5. Results and Tentative Interpretations
We identified 8160 Russian writers in Wikidata meeting our eligibility criteria. Not all the fields were filled in for all of them, so those who lacked some pieces of information were excluded from the corresponding analysis. For example, we couldn’t put writers without year of death in our timeline. The amount of data on those who already have attributed a year of death can be seen in figure 1. As expected, the period best covered is the 20th century. The amount of data for the 19th century was significantly lower, and the first half of the 21st century appears to be under-represented, too, for obvious reasons.
Figure 2 shows the distribution of different occupations of Russian writers. Unsurprisingly, the most popular professions are those where the ability to write well is a prerequisite: journalism, translation, literary criticism.
5.1.2. By Time
Figure 3 only shows the professions that had more than 5 people assigned to them in each period.
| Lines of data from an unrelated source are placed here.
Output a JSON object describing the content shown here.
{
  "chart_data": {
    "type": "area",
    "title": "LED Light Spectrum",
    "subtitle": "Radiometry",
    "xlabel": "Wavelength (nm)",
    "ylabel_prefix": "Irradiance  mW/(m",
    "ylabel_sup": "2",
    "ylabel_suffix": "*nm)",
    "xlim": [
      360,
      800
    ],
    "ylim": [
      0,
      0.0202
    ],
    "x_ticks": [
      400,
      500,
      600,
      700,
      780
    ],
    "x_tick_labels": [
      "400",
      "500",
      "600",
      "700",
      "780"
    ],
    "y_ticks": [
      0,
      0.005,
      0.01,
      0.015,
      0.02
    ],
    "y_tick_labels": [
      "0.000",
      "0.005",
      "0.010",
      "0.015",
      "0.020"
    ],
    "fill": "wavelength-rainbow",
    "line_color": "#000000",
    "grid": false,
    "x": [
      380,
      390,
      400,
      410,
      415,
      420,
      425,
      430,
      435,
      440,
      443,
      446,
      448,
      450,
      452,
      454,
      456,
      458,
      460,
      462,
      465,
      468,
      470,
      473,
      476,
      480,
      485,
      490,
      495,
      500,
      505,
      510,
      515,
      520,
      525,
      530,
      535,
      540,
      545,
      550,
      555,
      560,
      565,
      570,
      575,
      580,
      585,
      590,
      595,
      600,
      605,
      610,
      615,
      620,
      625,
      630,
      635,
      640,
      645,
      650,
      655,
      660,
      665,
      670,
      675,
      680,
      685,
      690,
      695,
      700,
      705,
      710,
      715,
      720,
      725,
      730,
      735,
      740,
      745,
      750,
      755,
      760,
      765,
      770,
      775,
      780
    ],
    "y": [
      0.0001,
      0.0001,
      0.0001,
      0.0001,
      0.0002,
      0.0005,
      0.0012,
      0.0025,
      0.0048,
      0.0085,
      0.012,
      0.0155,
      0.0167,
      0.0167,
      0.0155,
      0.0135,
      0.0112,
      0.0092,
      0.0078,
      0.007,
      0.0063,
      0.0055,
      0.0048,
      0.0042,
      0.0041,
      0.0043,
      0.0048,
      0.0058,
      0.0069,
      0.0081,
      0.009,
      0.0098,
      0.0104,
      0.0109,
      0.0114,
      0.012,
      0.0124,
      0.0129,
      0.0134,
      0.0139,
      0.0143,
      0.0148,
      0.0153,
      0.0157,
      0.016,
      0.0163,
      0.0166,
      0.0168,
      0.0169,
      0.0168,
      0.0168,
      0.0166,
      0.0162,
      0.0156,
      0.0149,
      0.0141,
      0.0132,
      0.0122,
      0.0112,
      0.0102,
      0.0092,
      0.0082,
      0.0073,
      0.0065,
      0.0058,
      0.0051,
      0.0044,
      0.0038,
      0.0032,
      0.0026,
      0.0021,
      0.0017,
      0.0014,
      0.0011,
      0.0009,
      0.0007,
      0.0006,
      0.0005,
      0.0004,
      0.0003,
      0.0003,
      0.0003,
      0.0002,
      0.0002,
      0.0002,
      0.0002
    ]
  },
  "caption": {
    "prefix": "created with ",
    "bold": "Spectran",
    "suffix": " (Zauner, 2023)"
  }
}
We witness the decline of linguistics, philosophy, criticism, translation, diplomacy, history, education over the centuries, possibly also due to a diversifying landscape of professions, and the rise of journalism.
5.1.3. By Gender
Figure 4 shows that women writers had fewer professional options in past centuries, mostly limited to “work from home” options. They worked as interpreters, linguists, philologists, artists or were salonnières. An exception to this rule are the actresses among women writers.
5.1.4. Just a Writer (by Time & Gender)
Figure 5 shows the percentage of writers only marked as writers on Wikidata without additional occupations. The situation remains quite stable considering men, whereas the percentage of women falls from 100% to approximately 70% by the beginning of 19th century and then gradually declines to 45–50%. We tend to explain this by the fact that women gradually entered the labour market. Towards the 21st century, there is a 50% chance that being a writer means that a person also has an additional profession, according to Wikidata.
5.2. Languages Spoken
Figure 6 shows the distribution of additional languages Russian writers spoke or wrote in. There are two distinct types of languages: native regional languages spoken in territories of the former Russian Empire and the USSR (Ukrainian, Bashkir, Yiddish, etc.) and secondary European languages (French, German, English, etc.).
5.2.2. By Gender
Figure 7 uncovers some interesting tendencies. Women writers in our data set mastered more European languages, such as English, French, German, and Italian, than male writers did. Women also knew better than men some smaller, less well-represented languages, like Armyan, Buryat, Hungarian, Saami.
5.2.3. By Time
The distribution of languages spoken by Russian writers by time (figure 8) can reflect cultural influences of given periods. Between 1800–1850, the most popular language was German, which might be due to the German-orientated culture established by Peter the Great. During the second half of the 19th century (1850–1900), the most popular language was French, which corresponds to the big influence that French culture had on Russian culture at the time. At the beginning of the 20th century (1900–1950), the most popular languages were Ukrainian, French and Yiddish. During the second half of the 20th century (1950–2000), English joined the parade. In the most contemporary period, the most popular additional languages are French, Ukrainian and English. It is worth noting that the gap between popular and unpopular languages decreased over time, possibly an effect of globalisation, leading to a mix of contemporary cultures and languages exerting an influence on Russian literary life.
All files, Python code, images, Wikidata search queries, etc. can be found on our GitHub.